Performing Speech and Object Recognition using just One Model with MIT’s ML System
- Researchers from MIT have developed a model that combined the speech recognition and object detection
- The model was trained on 400,000 image-caption pairs, and 1,000 random pairs were used as the test set
- A convolutional neural network (CNN) is at the heart of the model
The state-of-the-art models in deep learning are able to detect objects in images and perform speech recognition, but separately using different models for each. If I told you that there’s a way to build one model that can combine these two functions, you’d most likely claim that this is what AGI is supposed to be, and we’re nowhere near that!

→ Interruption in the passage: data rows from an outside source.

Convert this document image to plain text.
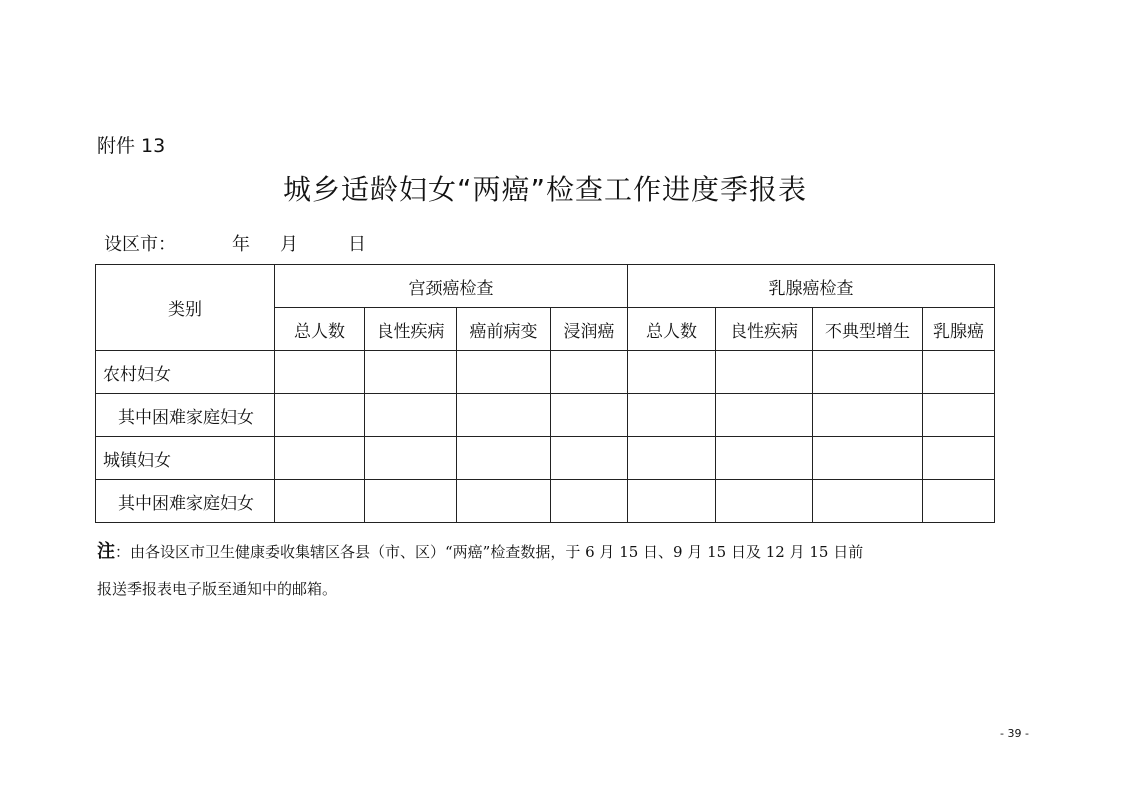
附件 13
城乡适龄妇女“两癌”检查工作进度季报表
设区市：	年 月	日
类别	宫颈癌检查				乳腺癌检查			
	总人数	良性疾病	癌前病变	浸润癌	总人数	良性疾病	不典型增生	乳腺癌
农村妇女								
其中困难家庭妇女								
城镇妇女								
其中困难家庭妇女								
注：由各设区市卫生健康委收集辖区各县（市、区）“两癌”检查数据，于 6 月 15 日、9 月 15 日及 12 月 15 日前
报送季报表电子版至通知中的邮箱。
- 39 -
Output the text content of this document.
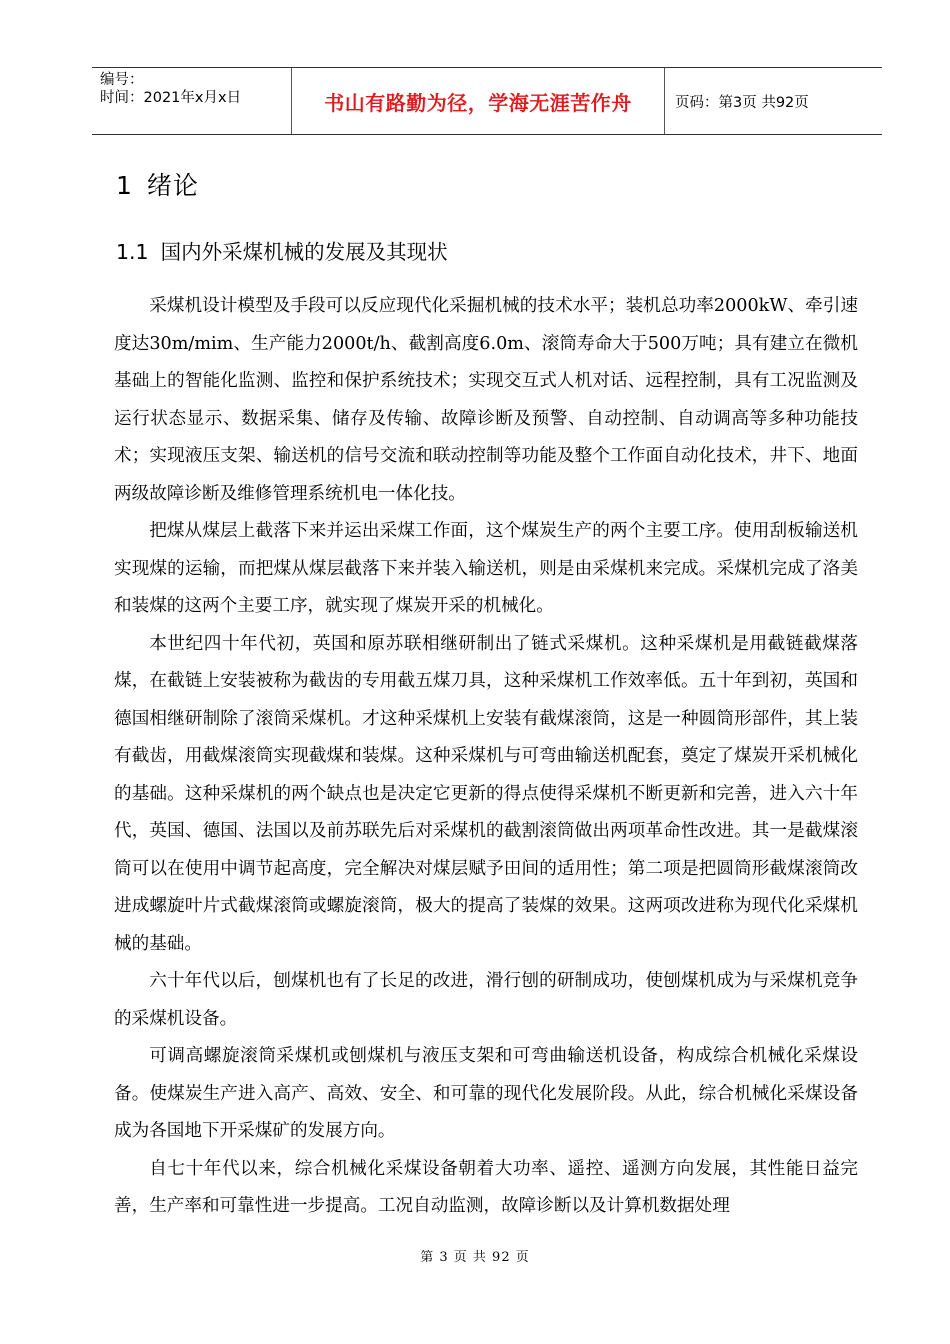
编号：
时间：2021年x月x日	书山有路勤为径，学海无涯苦作舟	页码：第3页 共92页
1 绪论
1.1 国内外采煤机械的发展及其现状

采煤机设计模型及手段可以反应现代化采掘机械的技术水平；装机总功率2000kW、牵引速度达30m/mim、生产能力2000t/h、截割高度6.0m、滚筒寿命大于500万吨；具有建立在微机基础上的智能化监测、监控和保护系统技术；实现交互式人机对话、远程控制，具有工况监测及运行状态显示、数据采集、储存及传输、故障诊断及预警、自动控制、自动调高等多种功能技术；实现液压支架、输送机的信号交流和联动控制等功能及整个工作面自动化技术，井下、地面两级故障诊断及维修管理系统机电一体化技。

把煤从煤层上截落下来并运出采煤工作面，这个煤炭生产的两个主要工序。使用刮板输送机实现煤的运输，而把煤从煤层截落下来并装入输送机，则是由采煤机来完成。采煤机完成了洛美和装煤的这两个主要工序，就实现了煤炭开采的机械化。

本世纪四十年代初，英国和原苏联相继研制出了链式采煤机。这种采煤机是用截链截煤落煤，在截链上安装被称为截齿的专用截五煤刀具，这种采煤机工作效率低。五十年到初，英国和德国相继研制除了滚筒采煤机。才这种采煤机上安装有截煤滚筒，这是一种圆筒形部件，其上装有截齿，用截煤滚筒实现截煤和装煤。这种采煤机与可弯曲输送机配套，奠定了煤炭开采机械化的基础。这种采煤机的两个缺点也是决定它更新的得点使得采煤机不断更新和完善，进入六十年代，英国、德国、法国以及前苏联先后对采煤机的截割滚筒做出两项革命性改进。其一是截煤滚筒可以在使用中调节起高度，完全解决对煤层赋予田间的适用性；第二项是把圆筒形截煤滚筒改进成螺旋叶片式截煤滚筒或螺旋滚筒，极大的提高了装煤的效果。这两项改进称为现代化采煤机械的基础。

六十年代以后，刨煤机也有了长足的改进，滑行刨的研制成功，使刨煤机成为与采煤机竞争的采煤机设备。

可调高螺旋滚筒采煤机或刨煤机与液压支架和可弯曲输送机设备，构成综合机械化采煤设备。使煤炭生产进入高产、高效、安全、和可靠的现代化发展阶段。从此，综合机械化采煤设备成为各国地下开采煤矿的发展方向。

自七十年代以来，综合机械化采煤设备朝着大功率、遥控、遥测方向发展，其性能日益完善，生产率和可靠性进一步提高。工况自动监测，故障诊断以及计算机数据处理

第 3 页 共 92 页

Well, I have news for you – MIT researchers have designed such a model. Given an image and an audio caption, the model highlights the relevant regions in the image that are spoken about. And it does this in near real-time. Granted the research is still in a very nascent stage and the model can only recognize a few hundred different words and objects, but this will surely get your excitement levels up if you’re into machine learning.
Source: MIT News
The researchers built on a slightly older research in this area. They used the previous study to associate particular words with specific pixel patches. The model was then trained on a classification database on the Mechnical Turk platform using a total of 400,000 image-caption pairs. 1,000 random pairs were held out and used as the test set. It won’t surprise seasoned deep learning users to know that a convolutional neural network (CNN) is at the heart of the model.
There are two types of CNNs are play here – an image analyzing one, and an audio analyzing one.
MIT’s team have written a very detailed blog post explaining the intricacies of this technology and you can check it out here.
Our take on this
Once the researchers perfect (or at least improve) the model, this system has the capability to save hours upon hours of manual effort. And it will do wonders for speech recognition and object detection, won’t it? Imagine the possibilities!
According to the blog post mentioned above, there are approximately 7,000 spoken languages in the world, and only 100 of them have enough data to be used in a speech recognition model. Once this system is fine tuned and ready for action, this number could rise significantly higher.